Kaleidoskop Bulutangkis Juli-Desember 2014
Indonesia kembali memperlihatkan tajinya pada awal bulan ini setelah merengkuh 3 gelar dan 3 runner up di turnamen BABOLAT Bulgarian IC, melalui duet Kevin Sanjaya Sukamuljo/Selvanus Geh, Della Destiara Haris/Gebby Ristiyani Imawan dan Fran Kurniawan/Komala Dewi, Minggu 5 Oktober 2014.
Beralih ke Dutch Open GP, Indonesia berhasil meraih 1 gelar lewat Riky Widianto/Puspita Richi Dili dan 3 runner up lewat Ihsan Maulana Mustofa, Fran Kurniawan/Agripinna Prima Rahmanto Putra serta Shendy Puspa Irawati/Vita Marissa, Senin 13 Oktober 2014.
Kesuksesan Indonesia harus terhenti saat berlaga di ajang Denmark SSP. Tim Garuda hanya mampu meraih satu runner-up lewat Tontowi Ahmad/Liliyana Natsir, Minggu 19 Oktober 2014.
Tim Indonesia kembali bersinar pada ajang Swiss IC setelah atlet potensi, Jonatan Christie dan Hana Ramadhini berhasil meraih 2 gelar.

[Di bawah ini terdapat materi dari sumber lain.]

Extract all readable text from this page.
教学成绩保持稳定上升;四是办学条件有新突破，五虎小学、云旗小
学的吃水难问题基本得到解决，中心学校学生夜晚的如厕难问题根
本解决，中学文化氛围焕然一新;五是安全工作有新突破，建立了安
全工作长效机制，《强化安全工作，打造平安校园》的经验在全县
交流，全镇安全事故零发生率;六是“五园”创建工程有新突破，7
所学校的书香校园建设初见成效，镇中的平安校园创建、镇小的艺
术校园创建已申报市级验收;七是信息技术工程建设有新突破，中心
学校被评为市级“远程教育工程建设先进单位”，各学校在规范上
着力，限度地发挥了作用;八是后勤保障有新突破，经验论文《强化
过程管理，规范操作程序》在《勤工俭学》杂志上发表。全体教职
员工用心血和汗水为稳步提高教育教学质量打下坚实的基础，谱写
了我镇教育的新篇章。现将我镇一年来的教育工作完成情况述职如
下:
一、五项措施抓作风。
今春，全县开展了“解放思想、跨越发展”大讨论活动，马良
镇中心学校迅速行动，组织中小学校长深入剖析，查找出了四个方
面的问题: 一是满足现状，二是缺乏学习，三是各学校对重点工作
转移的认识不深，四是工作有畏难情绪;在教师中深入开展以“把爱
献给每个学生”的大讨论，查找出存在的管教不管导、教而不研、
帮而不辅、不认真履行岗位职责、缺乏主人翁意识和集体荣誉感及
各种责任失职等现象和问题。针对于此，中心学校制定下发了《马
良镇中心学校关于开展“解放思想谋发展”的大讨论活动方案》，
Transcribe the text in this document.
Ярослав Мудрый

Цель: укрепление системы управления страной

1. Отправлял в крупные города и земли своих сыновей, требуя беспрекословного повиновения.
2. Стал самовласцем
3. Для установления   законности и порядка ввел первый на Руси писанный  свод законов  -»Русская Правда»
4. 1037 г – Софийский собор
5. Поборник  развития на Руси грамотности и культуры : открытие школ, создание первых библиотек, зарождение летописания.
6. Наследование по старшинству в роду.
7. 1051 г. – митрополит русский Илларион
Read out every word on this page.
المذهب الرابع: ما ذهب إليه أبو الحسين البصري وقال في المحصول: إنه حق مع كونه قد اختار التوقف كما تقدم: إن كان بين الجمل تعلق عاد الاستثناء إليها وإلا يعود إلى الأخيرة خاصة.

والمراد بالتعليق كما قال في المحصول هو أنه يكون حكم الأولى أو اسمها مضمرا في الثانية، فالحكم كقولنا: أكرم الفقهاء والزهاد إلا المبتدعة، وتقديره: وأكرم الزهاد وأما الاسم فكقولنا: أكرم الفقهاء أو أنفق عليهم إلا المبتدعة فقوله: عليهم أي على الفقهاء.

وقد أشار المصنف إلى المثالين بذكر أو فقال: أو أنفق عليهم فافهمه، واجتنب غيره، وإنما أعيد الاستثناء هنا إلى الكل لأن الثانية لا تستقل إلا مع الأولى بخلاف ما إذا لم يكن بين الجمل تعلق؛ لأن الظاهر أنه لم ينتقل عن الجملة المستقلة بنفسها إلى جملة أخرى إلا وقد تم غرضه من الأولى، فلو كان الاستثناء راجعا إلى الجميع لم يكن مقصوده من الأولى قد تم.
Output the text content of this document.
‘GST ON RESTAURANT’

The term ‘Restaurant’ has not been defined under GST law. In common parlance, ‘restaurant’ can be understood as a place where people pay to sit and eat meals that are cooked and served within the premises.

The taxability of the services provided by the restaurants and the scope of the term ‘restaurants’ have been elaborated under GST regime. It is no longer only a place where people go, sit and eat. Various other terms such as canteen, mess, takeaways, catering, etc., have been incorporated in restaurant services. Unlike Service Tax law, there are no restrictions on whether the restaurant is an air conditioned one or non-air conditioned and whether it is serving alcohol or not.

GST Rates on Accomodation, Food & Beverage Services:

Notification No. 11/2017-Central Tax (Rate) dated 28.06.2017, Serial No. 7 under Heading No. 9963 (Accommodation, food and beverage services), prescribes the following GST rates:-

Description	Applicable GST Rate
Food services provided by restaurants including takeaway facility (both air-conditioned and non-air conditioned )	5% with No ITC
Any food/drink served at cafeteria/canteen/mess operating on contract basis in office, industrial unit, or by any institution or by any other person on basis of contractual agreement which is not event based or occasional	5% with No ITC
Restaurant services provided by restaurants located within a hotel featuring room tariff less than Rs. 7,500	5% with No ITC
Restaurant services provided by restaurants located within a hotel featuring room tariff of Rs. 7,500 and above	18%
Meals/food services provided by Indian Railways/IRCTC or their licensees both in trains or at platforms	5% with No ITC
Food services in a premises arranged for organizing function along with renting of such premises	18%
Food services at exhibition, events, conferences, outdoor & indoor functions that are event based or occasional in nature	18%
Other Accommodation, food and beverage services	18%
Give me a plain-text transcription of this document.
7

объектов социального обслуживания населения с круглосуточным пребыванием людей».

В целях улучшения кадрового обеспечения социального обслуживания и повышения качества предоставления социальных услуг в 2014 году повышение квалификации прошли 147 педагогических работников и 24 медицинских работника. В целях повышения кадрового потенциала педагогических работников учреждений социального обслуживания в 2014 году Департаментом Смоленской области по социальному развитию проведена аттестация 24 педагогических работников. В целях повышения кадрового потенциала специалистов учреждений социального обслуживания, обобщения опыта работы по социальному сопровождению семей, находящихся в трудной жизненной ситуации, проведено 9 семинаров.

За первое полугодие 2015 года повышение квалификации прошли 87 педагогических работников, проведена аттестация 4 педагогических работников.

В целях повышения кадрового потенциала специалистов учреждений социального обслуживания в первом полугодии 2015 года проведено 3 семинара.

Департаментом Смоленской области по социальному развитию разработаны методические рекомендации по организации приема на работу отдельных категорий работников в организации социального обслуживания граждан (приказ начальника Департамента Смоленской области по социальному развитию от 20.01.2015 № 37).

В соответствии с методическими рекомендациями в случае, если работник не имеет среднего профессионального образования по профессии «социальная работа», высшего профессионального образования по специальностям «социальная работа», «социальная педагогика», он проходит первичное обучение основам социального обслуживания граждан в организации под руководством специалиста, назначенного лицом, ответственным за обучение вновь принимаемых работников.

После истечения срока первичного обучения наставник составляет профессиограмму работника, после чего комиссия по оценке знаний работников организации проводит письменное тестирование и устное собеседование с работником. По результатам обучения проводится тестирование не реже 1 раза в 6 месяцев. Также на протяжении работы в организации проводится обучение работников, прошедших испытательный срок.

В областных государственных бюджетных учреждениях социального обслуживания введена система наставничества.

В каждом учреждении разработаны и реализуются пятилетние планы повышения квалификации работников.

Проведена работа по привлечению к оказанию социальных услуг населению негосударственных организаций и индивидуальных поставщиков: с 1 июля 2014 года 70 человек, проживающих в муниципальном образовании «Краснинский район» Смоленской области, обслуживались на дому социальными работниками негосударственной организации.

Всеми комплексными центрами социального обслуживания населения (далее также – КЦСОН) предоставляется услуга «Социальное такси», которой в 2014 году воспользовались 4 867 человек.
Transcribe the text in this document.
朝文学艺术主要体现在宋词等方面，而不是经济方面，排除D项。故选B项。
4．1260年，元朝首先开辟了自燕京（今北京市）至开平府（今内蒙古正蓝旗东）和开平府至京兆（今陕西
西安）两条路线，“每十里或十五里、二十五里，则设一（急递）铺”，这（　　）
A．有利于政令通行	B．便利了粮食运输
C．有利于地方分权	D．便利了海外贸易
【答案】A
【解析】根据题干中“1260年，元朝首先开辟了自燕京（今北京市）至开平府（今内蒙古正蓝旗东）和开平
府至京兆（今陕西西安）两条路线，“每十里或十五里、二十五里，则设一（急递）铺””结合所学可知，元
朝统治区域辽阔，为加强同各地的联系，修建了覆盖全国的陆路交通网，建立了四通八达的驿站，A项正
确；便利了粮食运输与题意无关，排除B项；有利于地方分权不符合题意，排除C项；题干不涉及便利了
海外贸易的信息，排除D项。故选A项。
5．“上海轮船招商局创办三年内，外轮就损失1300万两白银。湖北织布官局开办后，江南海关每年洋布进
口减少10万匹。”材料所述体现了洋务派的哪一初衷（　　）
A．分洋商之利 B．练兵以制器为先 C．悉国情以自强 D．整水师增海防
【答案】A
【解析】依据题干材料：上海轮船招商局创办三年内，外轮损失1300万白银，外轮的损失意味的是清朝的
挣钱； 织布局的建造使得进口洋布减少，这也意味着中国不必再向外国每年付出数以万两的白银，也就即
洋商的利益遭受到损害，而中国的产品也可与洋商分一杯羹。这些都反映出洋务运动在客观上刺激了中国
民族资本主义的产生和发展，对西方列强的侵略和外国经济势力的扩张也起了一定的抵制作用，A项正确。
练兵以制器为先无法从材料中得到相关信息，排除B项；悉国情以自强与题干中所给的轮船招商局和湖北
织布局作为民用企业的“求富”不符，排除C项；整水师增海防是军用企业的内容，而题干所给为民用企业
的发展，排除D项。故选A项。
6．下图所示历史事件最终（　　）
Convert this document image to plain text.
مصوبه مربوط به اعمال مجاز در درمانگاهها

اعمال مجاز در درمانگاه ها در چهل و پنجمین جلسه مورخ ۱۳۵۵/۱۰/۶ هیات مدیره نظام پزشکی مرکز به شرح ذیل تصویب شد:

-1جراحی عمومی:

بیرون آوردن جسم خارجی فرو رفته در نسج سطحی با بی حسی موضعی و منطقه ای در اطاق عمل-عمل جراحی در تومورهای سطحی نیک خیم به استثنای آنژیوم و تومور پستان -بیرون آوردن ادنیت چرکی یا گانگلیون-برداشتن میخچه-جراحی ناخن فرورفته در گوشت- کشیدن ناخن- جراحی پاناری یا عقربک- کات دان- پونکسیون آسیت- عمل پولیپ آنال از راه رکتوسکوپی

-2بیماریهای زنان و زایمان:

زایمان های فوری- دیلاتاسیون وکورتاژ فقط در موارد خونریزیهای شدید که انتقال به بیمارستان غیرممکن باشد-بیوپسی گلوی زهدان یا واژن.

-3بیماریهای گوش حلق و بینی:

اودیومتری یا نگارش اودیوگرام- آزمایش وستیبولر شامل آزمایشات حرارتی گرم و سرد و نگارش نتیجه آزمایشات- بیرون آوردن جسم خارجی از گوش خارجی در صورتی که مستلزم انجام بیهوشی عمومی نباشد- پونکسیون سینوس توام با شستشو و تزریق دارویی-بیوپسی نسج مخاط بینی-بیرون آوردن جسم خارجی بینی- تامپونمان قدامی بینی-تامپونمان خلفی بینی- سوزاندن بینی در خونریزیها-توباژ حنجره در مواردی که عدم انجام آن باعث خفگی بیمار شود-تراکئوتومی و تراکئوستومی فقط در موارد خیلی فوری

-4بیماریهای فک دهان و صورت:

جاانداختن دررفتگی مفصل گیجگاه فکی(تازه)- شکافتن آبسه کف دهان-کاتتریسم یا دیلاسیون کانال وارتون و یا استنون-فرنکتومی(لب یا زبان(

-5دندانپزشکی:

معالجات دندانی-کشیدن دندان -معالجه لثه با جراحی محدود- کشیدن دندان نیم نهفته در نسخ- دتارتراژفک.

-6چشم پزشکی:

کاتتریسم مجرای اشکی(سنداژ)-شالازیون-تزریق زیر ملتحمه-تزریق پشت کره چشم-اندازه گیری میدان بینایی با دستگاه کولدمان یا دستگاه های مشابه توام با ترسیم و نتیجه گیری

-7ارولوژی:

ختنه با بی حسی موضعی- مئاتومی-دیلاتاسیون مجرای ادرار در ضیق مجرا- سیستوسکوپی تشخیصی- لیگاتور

Sementara Dinar Dyah Ayustine dan Meiliana Jauhari/Aprilsasi Putri Lejarsar Variella menempati runner-up.
Pada turnamen France SS 2014, Indonesia hanya mampu meraih satu gelar lewat Tontowi Ahmad/Liliyana Natsir, pada Senin 27 Oktober 2014. Sementara Di Bitburger GPG Indonesia harus puas naik di podium runner up lewat Alfian Eko Prasetya/Annisa Saufika.